While there are oils that will clog pores, Oil Cleansing (OCM) uses non-comedogenic oils (non pore clogging) and warm moisture to soften sebum and the impurities contained within, combines with it, and moves it to the surface of skin to be wiped away. The principle of this method lies in like attracting like. Because skin’s natural oil excess is being naturally removed, skin is allowed to return to its own natural production.
Cats Paw Farm has a full line of skin-type specific OCM products. I’ll be happy to work with you and help you determine the right one for your facial cleansing.
Do you remember Cold Cream? While towards the end of its popularity there were some questionable ingredients slipping into the formulation (petroleum products to be specific), the cold cream of the mid twentieth century was petroleum free. Cream cleansing is very similar to oil cleansing but care must be taken to ascertain noncomedogenic ingredients as there is no warmth used during this type of cleansing to integrate sebum containing impurities with the cleansing. I find cream cleansing to be a great makeup removing step if followed by a step more suited to removing both the cream cleanser and skin impurities. Look to cream cleansers for a surface cleanse, but not to remove trapped dirt.
These cleansers (obviously) contain clay and are renowned for their detoxifying benefits (similar to clay masks.) They can draw out surface particles and impurities from pores but can also absorb too much oil as well. They’re best used infrequently.

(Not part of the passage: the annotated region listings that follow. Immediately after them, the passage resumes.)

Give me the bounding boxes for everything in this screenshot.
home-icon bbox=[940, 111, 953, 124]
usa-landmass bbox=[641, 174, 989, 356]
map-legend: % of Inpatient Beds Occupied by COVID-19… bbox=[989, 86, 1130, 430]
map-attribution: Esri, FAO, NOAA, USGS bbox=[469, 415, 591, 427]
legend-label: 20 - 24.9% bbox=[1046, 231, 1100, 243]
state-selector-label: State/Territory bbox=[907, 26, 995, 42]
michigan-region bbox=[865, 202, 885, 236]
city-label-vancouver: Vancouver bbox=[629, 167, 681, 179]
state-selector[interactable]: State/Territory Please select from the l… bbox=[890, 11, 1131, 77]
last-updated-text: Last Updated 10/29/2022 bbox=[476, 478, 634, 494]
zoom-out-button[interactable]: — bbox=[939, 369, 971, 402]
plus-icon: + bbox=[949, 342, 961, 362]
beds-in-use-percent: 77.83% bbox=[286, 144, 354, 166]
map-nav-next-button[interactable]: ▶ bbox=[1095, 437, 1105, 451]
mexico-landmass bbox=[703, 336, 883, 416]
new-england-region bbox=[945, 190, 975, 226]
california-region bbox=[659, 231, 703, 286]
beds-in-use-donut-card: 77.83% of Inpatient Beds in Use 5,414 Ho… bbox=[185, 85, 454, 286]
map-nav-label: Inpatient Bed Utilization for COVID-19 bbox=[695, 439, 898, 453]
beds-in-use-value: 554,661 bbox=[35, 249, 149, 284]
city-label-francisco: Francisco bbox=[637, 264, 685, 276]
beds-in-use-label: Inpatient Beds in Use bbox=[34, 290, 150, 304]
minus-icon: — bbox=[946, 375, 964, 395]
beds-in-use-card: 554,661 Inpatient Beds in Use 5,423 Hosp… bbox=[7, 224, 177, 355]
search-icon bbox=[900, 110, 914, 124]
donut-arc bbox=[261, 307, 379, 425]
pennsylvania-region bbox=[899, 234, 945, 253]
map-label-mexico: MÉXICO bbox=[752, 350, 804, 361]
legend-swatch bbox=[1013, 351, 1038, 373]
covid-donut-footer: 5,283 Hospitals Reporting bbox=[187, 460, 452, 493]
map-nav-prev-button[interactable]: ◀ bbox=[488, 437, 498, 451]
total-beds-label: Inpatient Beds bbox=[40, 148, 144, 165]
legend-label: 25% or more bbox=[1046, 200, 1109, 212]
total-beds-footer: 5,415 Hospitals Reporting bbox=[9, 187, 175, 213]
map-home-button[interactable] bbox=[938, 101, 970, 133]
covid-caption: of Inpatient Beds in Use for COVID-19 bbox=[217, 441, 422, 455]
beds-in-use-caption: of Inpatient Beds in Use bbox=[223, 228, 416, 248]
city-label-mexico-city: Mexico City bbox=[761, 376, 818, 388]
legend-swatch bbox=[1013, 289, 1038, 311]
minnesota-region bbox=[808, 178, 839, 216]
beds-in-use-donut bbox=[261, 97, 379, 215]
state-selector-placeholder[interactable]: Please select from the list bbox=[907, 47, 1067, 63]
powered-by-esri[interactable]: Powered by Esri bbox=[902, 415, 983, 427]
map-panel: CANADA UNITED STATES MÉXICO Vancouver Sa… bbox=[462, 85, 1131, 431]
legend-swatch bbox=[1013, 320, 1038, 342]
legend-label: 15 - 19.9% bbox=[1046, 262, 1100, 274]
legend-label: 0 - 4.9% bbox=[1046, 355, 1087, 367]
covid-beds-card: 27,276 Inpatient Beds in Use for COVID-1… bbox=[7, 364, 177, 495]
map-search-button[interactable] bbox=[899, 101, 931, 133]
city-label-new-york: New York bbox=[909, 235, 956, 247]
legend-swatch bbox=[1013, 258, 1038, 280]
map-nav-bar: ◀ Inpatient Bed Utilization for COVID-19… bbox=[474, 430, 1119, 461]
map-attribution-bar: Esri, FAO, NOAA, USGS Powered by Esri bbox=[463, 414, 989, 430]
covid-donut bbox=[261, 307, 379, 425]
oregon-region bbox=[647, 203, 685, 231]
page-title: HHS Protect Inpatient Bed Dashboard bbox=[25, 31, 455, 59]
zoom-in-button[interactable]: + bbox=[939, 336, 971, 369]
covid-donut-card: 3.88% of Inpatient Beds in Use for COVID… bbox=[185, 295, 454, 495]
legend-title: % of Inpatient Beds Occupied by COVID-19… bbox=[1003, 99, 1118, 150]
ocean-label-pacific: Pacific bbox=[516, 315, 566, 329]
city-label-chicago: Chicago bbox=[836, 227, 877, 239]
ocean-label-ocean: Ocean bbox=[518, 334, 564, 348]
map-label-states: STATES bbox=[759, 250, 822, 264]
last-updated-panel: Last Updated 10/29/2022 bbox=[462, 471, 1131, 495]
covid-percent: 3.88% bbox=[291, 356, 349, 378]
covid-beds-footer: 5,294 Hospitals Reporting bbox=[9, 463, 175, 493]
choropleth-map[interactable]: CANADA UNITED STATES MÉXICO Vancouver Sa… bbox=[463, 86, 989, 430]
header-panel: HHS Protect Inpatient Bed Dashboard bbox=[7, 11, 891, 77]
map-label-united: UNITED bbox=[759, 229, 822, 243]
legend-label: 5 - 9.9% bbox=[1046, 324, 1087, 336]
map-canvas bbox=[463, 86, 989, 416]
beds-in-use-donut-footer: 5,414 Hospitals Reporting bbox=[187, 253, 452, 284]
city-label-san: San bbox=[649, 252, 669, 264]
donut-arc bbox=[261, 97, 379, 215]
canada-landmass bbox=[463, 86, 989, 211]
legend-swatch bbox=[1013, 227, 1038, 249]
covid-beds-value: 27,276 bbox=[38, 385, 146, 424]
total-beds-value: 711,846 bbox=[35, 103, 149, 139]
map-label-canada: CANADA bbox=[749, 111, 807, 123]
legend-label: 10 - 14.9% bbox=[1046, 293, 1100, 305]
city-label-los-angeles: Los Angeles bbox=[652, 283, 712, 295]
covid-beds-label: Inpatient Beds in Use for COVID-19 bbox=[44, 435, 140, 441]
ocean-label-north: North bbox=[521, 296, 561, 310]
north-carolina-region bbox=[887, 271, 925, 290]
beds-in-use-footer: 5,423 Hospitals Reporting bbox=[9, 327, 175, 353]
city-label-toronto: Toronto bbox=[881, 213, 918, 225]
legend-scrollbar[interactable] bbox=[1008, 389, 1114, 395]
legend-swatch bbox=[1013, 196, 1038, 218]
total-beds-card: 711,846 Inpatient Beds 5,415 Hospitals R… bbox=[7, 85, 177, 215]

Micellar Water Cleansing aka No Rinse Cleansing
Micellars are the lightest form of facial cleansing and can be rather deceptive. Their look and texture is very like plain water though they are created with micelles, tiny molecules of oil that remove dirt. Micellars are usually applied with a cotton pad or ball and do not require rinsing. They’re a great multi-purpose product which can provide light cleaning, remove makeup, cleanse and tone skin.
Cats Paw Farm Micellar Waters are available in a variety of formulas and all are organic.
Facial Bar Soap
Bar Soap designed for facial use is formulated differently than body soap. Facial bars contain more moisturizing and nourishing ingredients and are designed to balance pH levels. If you’re not ready to move away from soap, my suggestion is to go for a soap formulated specifically for facial needs. Cats Paw Farm crafts many facial specific bars and I can help direct you to choices that are right for you.
Additional types of cleansers are available, though they utilize a variety of synthetic ingredients which are harsh and create damage to the skin’s oil balance (even when they masquerade as “new”, “trending”, etc) often causing more problems to the skin than they purport to remedy: Gel cleaners, Foam cleansers, Powder cleansers, and Cleansing wipes.